Windows Phone 8: Deep Integration With Windows 8 OS
Microsoft says its new mobile operating system, Windows Phone 8, will be deeply integrated with the Windows 8 OS in tablet and desktop PCs. No upgrade for existing WP7 users, however.
Microsoft announced today that its forthcoming mobile operating system, Windows Phone 8, will become closely linked with desktop PCs and tablets running Windows 8.
Windows Phone 8 is expected to go into general release with the Windows 8 operating system this fall. The first Windows Phone 8 phones will come from Nokia, Huawei, Samsung, and HTC, and will be built with chips from Qualcomm. Microsoft rolled out the new features in a Windows Phone platform preview for developers (who need to know the new features early) at the Windows Phone Developer Summit held in San Francisco today.
With many wondering about the fate of Windows phones in an iPhone world, Microsoft is effectively linking the fate of its mobile operating system to the success of its PC operating system, which is currently used by 1.3 billion people worldwide. It is Redmond's second big announcement this week: The Microsoft Surface tablet event happened Monday.
"The future of Windows 8 is a 'shared core' between Windows Phone 8 and Windows 8," said Windows Phone 8 product manager Joe Belfiore. This means that the two operating systems will share the same kernel, plus the same files system, multimedia apps, and graphics support.
For users, this integration means that apps that work on Windows phones will also work on desktop PCs and tablets, and they will find it easier to share content and apps seamlessly between their Windows Phone and their Windows tablet or desktop PC.
The shared core also will make life easier for developers because they will be able to create content and apps that run on both phones and PCs; they can spend far more time developing, and far less time "versioning."
This in turn should mean that Windows Phone users will benefit from a reenergized development community that will develop cooler apps--apps that could be far more competitive in number and quality than Apple ecosystem apps.
Here are some of the major improvements in Windows Phone 8:
- Tiles Interface: Microsoft rolled out a newly designed version of the "tiles" user interface for Windows Phone 8, which it calls the "marquee feature" of the new mobile OS. The tiles are "live" and can show various types of content at different times. (See image above.) And, in connection with the 'Mapping' item, below, you will also be able to make a tile for a Nokia map on the home screen.
- Web-Page Rendering: Microsoft also announced that Windows Phone 8 will support the same Web-page rendering engine as Windows 8, so developers can create Web pages for desktops and tablets, and know that the pages will work the same way on phones.
- Mapping: Windows Phone will have Nokia mapping technology built in. This comes just on the heels of news that Apple has developed its own mapping app for the iPhone, but Nokia’s maps have more development time behind them, and are expected to be a major addition to WP8.
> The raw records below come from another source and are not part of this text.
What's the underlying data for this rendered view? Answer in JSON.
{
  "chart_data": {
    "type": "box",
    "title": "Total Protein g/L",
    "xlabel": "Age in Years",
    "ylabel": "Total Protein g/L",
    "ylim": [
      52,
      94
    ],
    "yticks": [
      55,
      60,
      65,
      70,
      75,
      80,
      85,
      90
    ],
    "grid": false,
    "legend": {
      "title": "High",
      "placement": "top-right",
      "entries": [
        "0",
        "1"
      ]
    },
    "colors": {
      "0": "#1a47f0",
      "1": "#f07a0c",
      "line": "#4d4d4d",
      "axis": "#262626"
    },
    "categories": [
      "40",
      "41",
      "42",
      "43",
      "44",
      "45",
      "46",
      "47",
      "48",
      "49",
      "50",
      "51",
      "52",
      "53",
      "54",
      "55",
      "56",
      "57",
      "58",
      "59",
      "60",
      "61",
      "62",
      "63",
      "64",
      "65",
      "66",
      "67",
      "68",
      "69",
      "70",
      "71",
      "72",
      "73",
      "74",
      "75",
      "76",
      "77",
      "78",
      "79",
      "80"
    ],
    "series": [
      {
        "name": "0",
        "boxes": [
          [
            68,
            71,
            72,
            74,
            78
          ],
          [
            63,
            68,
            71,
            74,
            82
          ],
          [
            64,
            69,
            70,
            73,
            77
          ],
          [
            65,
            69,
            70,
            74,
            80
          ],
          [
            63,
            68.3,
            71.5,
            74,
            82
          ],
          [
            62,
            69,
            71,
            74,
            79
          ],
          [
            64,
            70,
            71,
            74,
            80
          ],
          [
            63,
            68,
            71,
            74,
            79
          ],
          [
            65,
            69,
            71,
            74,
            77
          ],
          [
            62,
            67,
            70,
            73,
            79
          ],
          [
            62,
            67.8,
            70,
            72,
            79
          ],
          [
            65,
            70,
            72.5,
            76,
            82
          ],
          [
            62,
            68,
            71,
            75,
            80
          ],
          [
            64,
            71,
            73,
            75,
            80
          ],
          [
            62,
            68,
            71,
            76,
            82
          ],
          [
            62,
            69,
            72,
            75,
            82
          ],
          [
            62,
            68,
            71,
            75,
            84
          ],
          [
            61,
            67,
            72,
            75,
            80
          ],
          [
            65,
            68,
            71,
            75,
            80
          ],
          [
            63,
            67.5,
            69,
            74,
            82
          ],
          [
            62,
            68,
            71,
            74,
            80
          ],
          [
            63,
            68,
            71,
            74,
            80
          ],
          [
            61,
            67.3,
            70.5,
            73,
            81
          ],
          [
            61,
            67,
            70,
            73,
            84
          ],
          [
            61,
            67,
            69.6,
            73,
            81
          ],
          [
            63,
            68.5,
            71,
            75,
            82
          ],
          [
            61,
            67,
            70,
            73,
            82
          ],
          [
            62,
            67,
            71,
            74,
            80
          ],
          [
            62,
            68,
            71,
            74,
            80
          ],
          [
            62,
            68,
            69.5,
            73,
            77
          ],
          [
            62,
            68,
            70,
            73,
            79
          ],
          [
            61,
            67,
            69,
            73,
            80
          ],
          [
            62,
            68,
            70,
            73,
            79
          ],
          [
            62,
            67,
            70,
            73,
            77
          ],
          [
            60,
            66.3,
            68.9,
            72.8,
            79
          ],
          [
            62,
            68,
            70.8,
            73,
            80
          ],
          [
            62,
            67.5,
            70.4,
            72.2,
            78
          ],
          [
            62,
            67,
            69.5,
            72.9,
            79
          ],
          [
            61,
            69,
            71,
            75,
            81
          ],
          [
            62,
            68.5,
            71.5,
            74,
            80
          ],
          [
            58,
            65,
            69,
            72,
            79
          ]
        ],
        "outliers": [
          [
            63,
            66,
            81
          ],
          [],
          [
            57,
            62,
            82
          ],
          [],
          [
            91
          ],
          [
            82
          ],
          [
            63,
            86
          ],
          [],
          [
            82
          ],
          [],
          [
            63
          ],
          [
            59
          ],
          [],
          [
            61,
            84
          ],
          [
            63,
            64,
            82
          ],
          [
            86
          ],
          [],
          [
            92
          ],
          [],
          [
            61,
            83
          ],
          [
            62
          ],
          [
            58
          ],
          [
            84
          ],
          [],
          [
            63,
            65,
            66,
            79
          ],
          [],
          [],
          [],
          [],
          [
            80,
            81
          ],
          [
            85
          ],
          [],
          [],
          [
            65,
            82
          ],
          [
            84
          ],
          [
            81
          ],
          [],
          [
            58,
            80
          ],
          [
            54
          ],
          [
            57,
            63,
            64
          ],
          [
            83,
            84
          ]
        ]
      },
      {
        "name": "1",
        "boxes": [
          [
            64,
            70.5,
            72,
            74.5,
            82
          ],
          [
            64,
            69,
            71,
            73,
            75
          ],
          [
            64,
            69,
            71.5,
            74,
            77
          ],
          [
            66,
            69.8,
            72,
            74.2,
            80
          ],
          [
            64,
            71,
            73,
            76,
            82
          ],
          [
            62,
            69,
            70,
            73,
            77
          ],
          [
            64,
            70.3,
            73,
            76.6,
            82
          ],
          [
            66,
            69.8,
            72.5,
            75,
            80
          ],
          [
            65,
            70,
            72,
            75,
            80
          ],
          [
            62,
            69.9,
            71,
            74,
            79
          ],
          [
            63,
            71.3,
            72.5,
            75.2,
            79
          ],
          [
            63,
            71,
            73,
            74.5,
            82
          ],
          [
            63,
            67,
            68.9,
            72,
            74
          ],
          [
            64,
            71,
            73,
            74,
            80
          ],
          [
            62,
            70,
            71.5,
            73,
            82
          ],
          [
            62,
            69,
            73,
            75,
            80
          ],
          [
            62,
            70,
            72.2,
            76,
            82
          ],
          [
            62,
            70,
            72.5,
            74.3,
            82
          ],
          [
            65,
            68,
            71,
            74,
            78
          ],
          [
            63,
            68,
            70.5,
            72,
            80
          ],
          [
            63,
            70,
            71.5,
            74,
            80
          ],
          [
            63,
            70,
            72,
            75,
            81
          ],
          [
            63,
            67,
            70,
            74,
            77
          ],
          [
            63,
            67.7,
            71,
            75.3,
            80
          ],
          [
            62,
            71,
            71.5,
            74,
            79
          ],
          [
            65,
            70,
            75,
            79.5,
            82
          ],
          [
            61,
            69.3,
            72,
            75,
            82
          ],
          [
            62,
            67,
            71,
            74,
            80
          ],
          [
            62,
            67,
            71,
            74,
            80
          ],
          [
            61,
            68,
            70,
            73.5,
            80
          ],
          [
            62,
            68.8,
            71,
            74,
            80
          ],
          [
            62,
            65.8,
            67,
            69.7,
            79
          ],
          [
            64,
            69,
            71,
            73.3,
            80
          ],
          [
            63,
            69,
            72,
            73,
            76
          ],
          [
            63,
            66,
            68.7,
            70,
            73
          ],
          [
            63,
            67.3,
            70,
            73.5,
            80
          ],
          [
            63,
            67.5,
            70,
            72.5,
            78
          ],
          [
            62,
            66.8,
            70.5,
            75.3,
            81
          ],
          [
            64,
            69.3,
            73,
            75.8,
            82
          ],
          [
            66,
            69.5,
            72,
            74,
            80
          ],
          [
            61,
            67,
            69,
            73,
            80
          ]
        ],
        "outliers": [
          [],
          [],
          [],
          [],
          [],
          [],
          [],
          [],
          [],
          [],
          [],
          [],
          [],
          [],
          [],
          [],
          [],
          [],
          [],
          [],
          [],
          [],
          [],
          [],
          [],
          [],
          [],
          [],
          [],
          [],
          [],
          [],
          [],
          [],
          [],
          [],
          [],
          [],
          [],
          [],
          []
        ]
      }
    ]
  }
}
- Display Support: Windows Phone is (finally) adding support for standard 720p, WXGA 1280 by 768, and WVGA 800 by 480 displays.
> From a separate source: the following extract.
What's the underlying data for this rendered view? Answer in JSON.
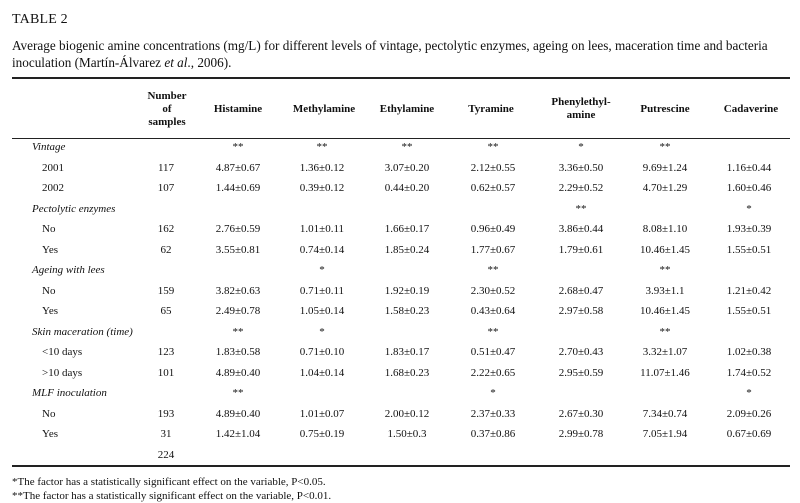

- Storage: WP8 will add microSD card support to its phones. Windows Phone users will be able to employ the small memory cards to store memory and move data back and forth between their phones and their PCs.
Microsoft will use Windows Phone 8 to catch up with the mobile-wallet capabilities of Android and (less so) the iPhone. Windows Phone 8 will include a "mobile-wallet hub" that will allow users to pay for goods and services with their phones.
Users will be able to store financial information of many different kinds in the wallet, such as bank and credit card data, frequent-flyer memberships, coupons, and even their library card. The wallet will integrate with new apps like the forthcoming Chase Bank app, which was demonstrated at the event today.
Microsoft announced that developers will now be able to develop games for both phones and PCs using native C++ code and a set of common APIs (application programming interfaces).
This will allow developers to put up better-looking apps for both platforms, and to spend much less time developing seperate versions for PC and mobile.
The Business Angle
Microsoft is also adding features in Windows Phone 8 to make the OS more business-friendly. These include support for Bitlocker encryption, secure boot, flexible app distribution, and device management. This is a big deal for IT managers, and it will help Microsoft pursue its strategy of winning the consumer phone market by making a phone that works for business life as well as personal use.
Windows Phone 8 will offer IT managers a "Company Hub" feature that will allow them to create a customized experience on the phone for employees.
The hub (see image at left) will show the apps that the employee has already installed, and then suggest some that might be useful, like the "time-off" app. An alerts page will notify employees to change their passwords. Microsoft will also provide templates to help businesses quickly put together miniportals for employees' Windows 8 phones.
No Joy for WP7 Owners
Unfortunately, owners of Windows Phone 7 units will not be able to upgrade to the new OS this fall. The OS update adds support for core elements like dual-core processors, voice recognition systems, the graphics system, and the modem--developments that existing hardware cannot support.
However, Microsoft says that existing WP7 phones will be able to upgrade to WP 7.8, which will at least give them the new interface, or "live-tiles" experience.